Богиня остановилась, чтобы налить в кружку горячей часуймы; а ее брат продолжал:
— Когда я наконец посмотрел вперед, то увидел мать — неподвижную, поднятую на золотых подпорках. Она была прекрасна: с телом как заснеженная гора и лицом как луна, разгоняющая мглу. На влажной коже проступали голубые и зеленые вены, похожие на стебли водяных лилий; там, где они сходились узлом, раскрывались бутоны — глаза. Механические змеи — серебряные кобры и медные рогатые гадюки — скользили по ее бедрам, плечам и груди, выливая из зобов благоухающие притирания. От висков, переплетаясь с лазорево-синими волосами, шли провода. Множество проводов — они соединяли животный мозг, давно обветшавший и переполненный, с искусственными хранилищами памяти, спрятанными внутри колонн. Без них мои родители уже не могли мыслить и существовать.

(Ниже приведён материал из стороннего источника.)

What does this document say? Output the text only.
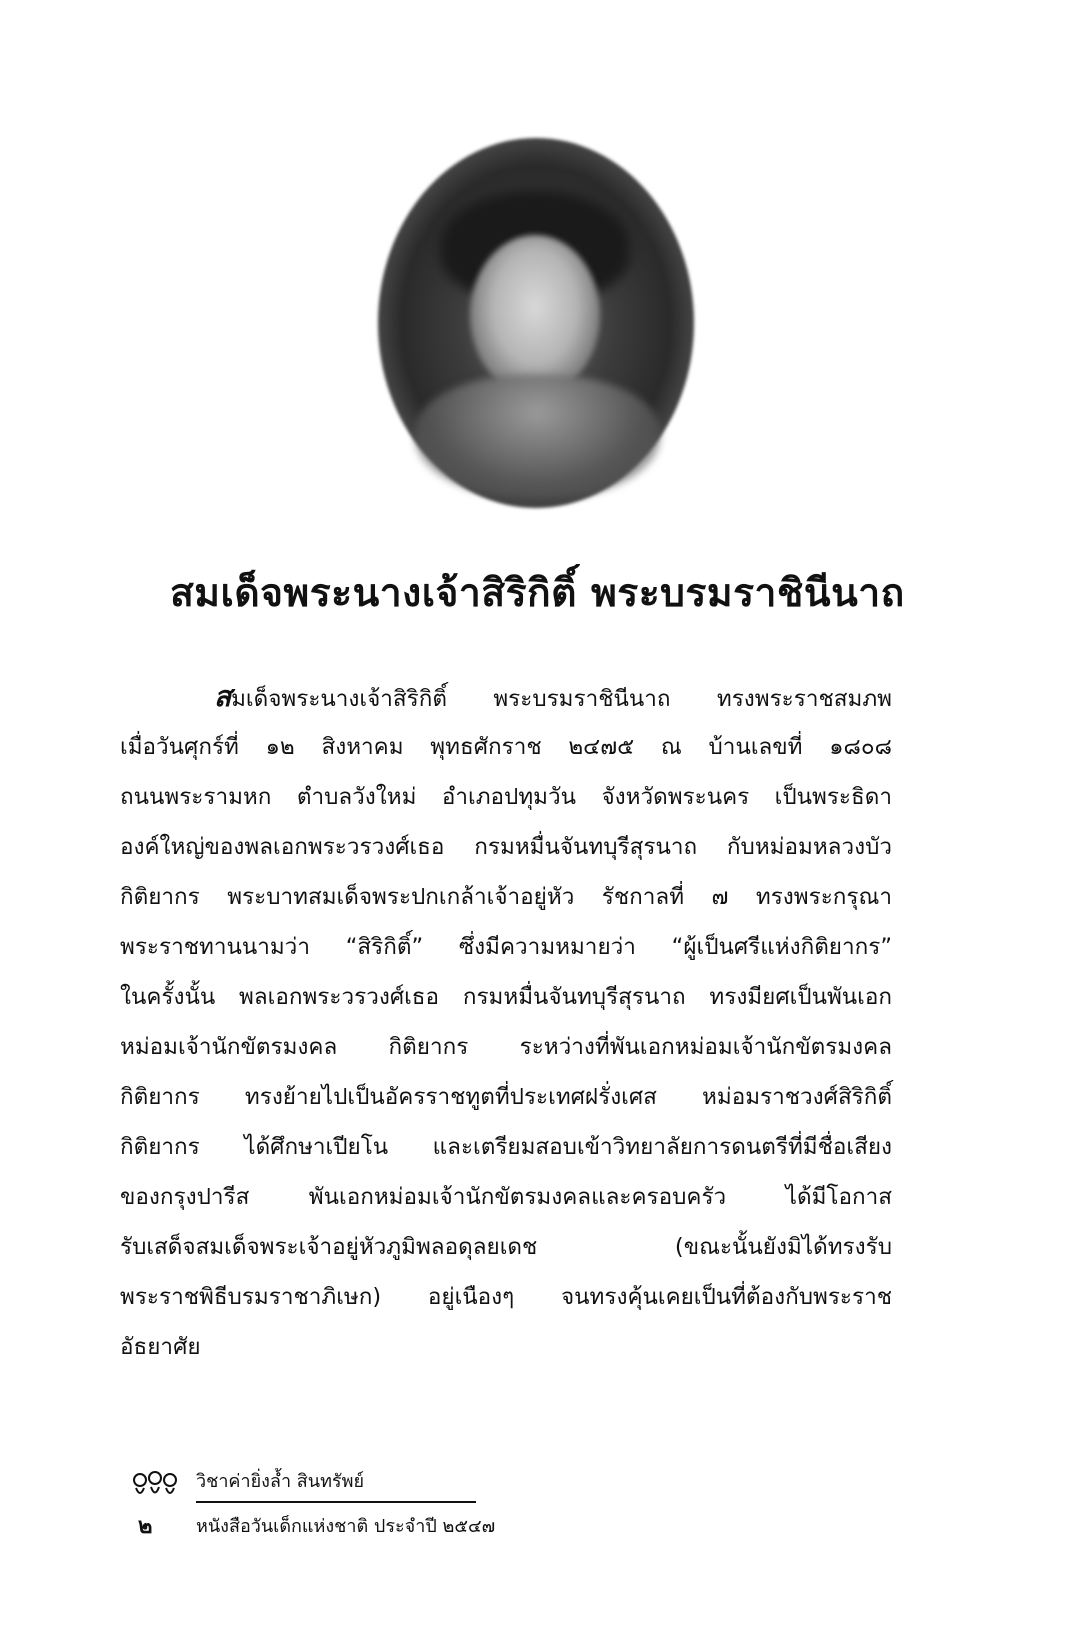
สมเด็จพระนางเจ้าสิริกิติ์ พระบรมราชินีนาถ
สมเด็จพระนางเจ้าสิริกิติ์ พระบรมราชินีนาถ ทรงพระราชสมภพ
เมื่อวันศุกร์ที่ ๑๒ สิงหาคม พุทธศักราช ๒๔๗๕ ณ บ้านเลขที่ ๑๘๐๘
ถนนพระรามหก ตำบลวังใหม่ อำเภอปทุมวัน จังหวัดพระนคร เป็นพระธิดา
องค์ใหญ่ของพลเอกพระวรวงศ์เธอ กรมหมื่นจันทบุรีสุรนาถ กับหม่อมหลวงบัว
กิติยากร พระบาทสมเด็จพระปกเกล้าเจ้าอยู่หัว รัชกาลที่ ๗ ทรงพระกรุณา
พระราชทานนามว่า “สิริกิติ์” ซึ่งมีความหมายว่า “ผู้เป็นศรีแห่งกิติยากร”
ในครั้งนั้น พลเอกพระวรวงศ์เธอ กรมหมื่นจันทบุรีสุรนาถ ทรงมียศเป็นพันเอก
หม่อมเจ้านักขัตรมงคล กิติยากร ระหว่างที่พันเอกหม่อมเจ้านักขัตรมงคล
กิติยากร ทรงย้ายไปเป็นอัครราชทูตที่ประเทศฝรั่งเศส หม่อมราชวงศ์สิริกิติ์
กิติยากร ได้ศึกษาเปียโน และเตรียมสอบเข้าวิทยาลัยการดนตรีที่มีชื่อเสียง
ของกรุงปารีส พันเอกหม่อมเจ้านักขัตรมงคลและครอบครัว ได้มีโอกาส
รับเสด็จสมเด็จพระเจ้าอยู่หัวภูมิพลอดุลยเดช (ขณะนั้นยังมิได้ทรงรับ
พระราชพิธีบรมราชาภิเษก) อยู่เนืองๆ จนทรงคุ้นเคยเป็นที่ต้องกับพระราช
อัธยาศัย
วิชาค่ายิ่งล้ำ สินทรัพย์
๒ หนังสือวันเด็กแห่งชาติ ประจำปี ๒๕๔๗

— И я видела, что каждое движение, каждый вздох моего отца отмечены печатью страдания. Он был стар, и болен, и гнил изнутри, — пробормотала Селкет.
— Каждое движение, каждый вздох моей матери были отмечены печатью совершенства. Но это было тяжелое, давящее совершенство, сковывающее ее, как цепь, — вздохнул Ун-Нефер. Теперь, когда их объединило воспоминание, слова богов звучали как вторящие друг другу вины[2]:
— Он заговорил. Его голос был словно шум, испускаемый тысячей мехов, или хрип пробитого легкого, или треск ломающихся деревьев. Он спросил у маленького человечка, который привел меня: «Что это за букашка?»
— Она заговорила. Ее голос был словно журчание могучей реки, или гудение полуденных пчел, или звон тысячи колоколов. Она спросила у маленького человечка, который привел меня: «Разве этого крохотного тельца хватит, чтобы вместить нас двоих?»
— Человек с золотыми серьгами испустил волну мускатной вони и начал торопливо оправдываться, то и дело тыкая в меня жирным пальцем с перстнем-скарабеем. Он говорил, что мой мозг изнутри устроен как у птиц, а потому в нем уместится куда больше памяти, чем в старых хранилищах. Слушая, как он лопочет, я поняла, что мне уготовано. Меня сотрут, как буквы на восковой доске, а поверх запишут рен моих родителей. Но мне не было страшно; я ничего не чувствовала, только смотрела на хрипящую птицу…
— …На женщину с синими волосами, пока они обсуждали с испуганным человечком, как убьют меня. Как будут прилежно притворяться детьми, чтобы неузнанными проникнуть в Новый Дом, как используют любую возможность, чтобы завоевать уважение и власть, как, наконец, добьются изменения законов, запрещающих вечную жизнь… А потом старик с птичьей головой, скосив налитый кровью глаз, спросил, есть ли у меня желание — первое и последнее. Маленький человечек засуетился, объясняя, что желаний у меня нет и быть не может, но я прервал его, сказав, что хочу увидеть поверхность.